Una pattuglia non tanto sparuta di poetesse attratte dalla lezione dellarchiana appare tra gli anni Ottanta e Novanta del secolo passato. Ad esempio nella poesia Er cocommeraro Franca Boschetti rielabora il tema in modo del tutto personale e autonomo, ma alcune parole, come “s’allonga” e “sbarbaja” tradiscono il modello di riferimento. Moduli costruttivi del verso, esiti metrici, metafore e perfino richiami a temi cari a dell’Arco li troviamo in Er purcin de la Minerva di Luigia Valentini: “Sò secoli ch’areggo sur groppone / una guja de marmo / fatta pe volontà d’un faraone: / me so proprio stufato. // ‘Na matina de queste / fionno la guja co ‘na cerbottana, / scegno dar piedistallo / e torno a casa mia, ne la savana”. A questo ambito si può ricondurre anche la poesia della curatrice dell’antologia, Rosangela Zoppi, autrice anche di corposi saggi storici su Roma e sul suo dialetto, oltre che di poesie tradotte e pubblicate su riviste straniere, dove si avverte una speciale combinazione di malinconia e umorismo, di personale e universale, di reale e surreale. Ad esempio nella poesia Er concerto, presente nella raccolta L’urtima muta del 2024, si nota benissimo quel giro di similitudini, reso con assonante musicalità, che tanto piacque a Baldini: “Du fronne in pizzo a un platano stasera / se moveno che pareno le mano / d’un gran pianista sopr’a la tastiera. / E io, senz’esse vista, sur mignano, / faccio la furba e aggratise me sento / er concerto der vento”. Una poesia distillata, densa di umanità, costruita “poetando al femminile”, è nel Cappotto suo di Anna Maria Amori, così pure, ma ancora più personale, rispetto a quella di dell’Arco, appare nel sonetto Inzogno d’autunno di Nella Bruneri, nella quale comunque si avvertono linguaggio e metafore proprie del modello di riferimento.
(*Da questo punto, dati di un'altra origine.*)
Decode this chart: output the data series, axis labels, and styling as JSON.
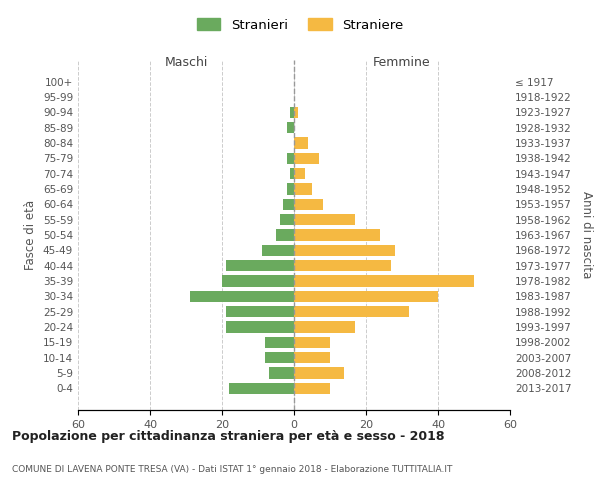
{
  "age_groups": [
    "0-4",
    "5-9",
    "10-14",
    "15-19",
    "20-24",
    "25-29",
    "30-34",
    "35-39",
    "40-44",
    "45-49",
    "50-54",
    "55-59",
    "60-64",
    "65-69",
    "70-74",
    "75-79",
    "80-84",
    "85-89",
    "90-94",
    "95-99",
    "100+"
  ],
  "birth_years": [
    "2013-2017",
    "2008-2012",
    "2003-2007",
    "1998-2002",
    "1993-1997",
    "1988-1992",
    "1983-1987",
    "1978-1982",
    "1973-1977",
    "1968-1972",
    "1963-1967",
    "1958-1962",
    "1953-1957",
    "1948-1952",
    "1943-1947",
    "1938-1942",
    "1933-1937",
    "1928-1932",
    "1923-1927",
    "1918-1922",
    "≤ 1917"
  ],
  "males": [
    18,
    7,
    8,
    8,
    19,
    19,
    29,
    20,
    19,
    9,
    5,
    4,
    3,
    2,
    1,
    2,
    0,
    2,
    1,
    0,
    0
  ],
  "females": [
    10,
    14,
    10,
    10,
    17,
    32,
    40,
    50,
    27,
    28,
    24,
    17,
    8,
    5,
    3,
    7,
    4,
    0,
    1,
    0,
    0
  ],
  "male_color": "#6aaa5e",
  "female_color": "#f5b942",
  "title": "Popolazione per cittadinanza straniera per età e sesso - 2018",
  "subtitle": "COMUNE DI LAVENA PONTE TRESA (VA) - Dati ISTAT 1° gennaio 2018 - Elaborazione TUTTITALIA.IT",
  "xlabel_left": "Maschi",
  "xlabel_right": "Femmine",
  "ylabel": "Fasce di età",
  "ylabel_right": "Anni di nascita",
  "legend_male": "Stranieri",
  "legend_female": "Straniere",
  "xlim": 60,
  "background_color": "#ffffff",
  "grid_color": "#cccccc"
}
L’antologia è impreziosita da belle illustrazioni, eseguite da una giovane artista, Marta Cavicchioni, nelle quali si avverte una sensibilità e una creatività libera, esistenziale, aperta alla vita in tutte le sue forme e manifestazioni, esente da costrizioni concettuali e da convenzioni sociali. Si tratta di sei opere pittoriche improntate al sogno e al fantastico, che bene si rapportano alla poesia e alla donna, eleganti, colorate, aeree e perfino misteriose.
Di poetesse ce ne sarebbero anche altre, oltre alle 52 proposte nell’antologia, attive nella «Voce della Boccaccia», o presenti in «Voce Romana», ma quelle che sono state scelte da Rosangela Zoppi sono tra le più valevoli e moderne, sicuramente le più rappresentative per dimostrare la tesi prefissatasi dalla curatrice e cioè che la poesia femminile non è un sottogenere, una nicchia, un’appendice della letteratura dialettale e tanto meno di quella romanesca, alla quale, anzi, proprio le poetesse hanno fornito in tempi recenti un considerevole apporto quantitativo e qualitativo.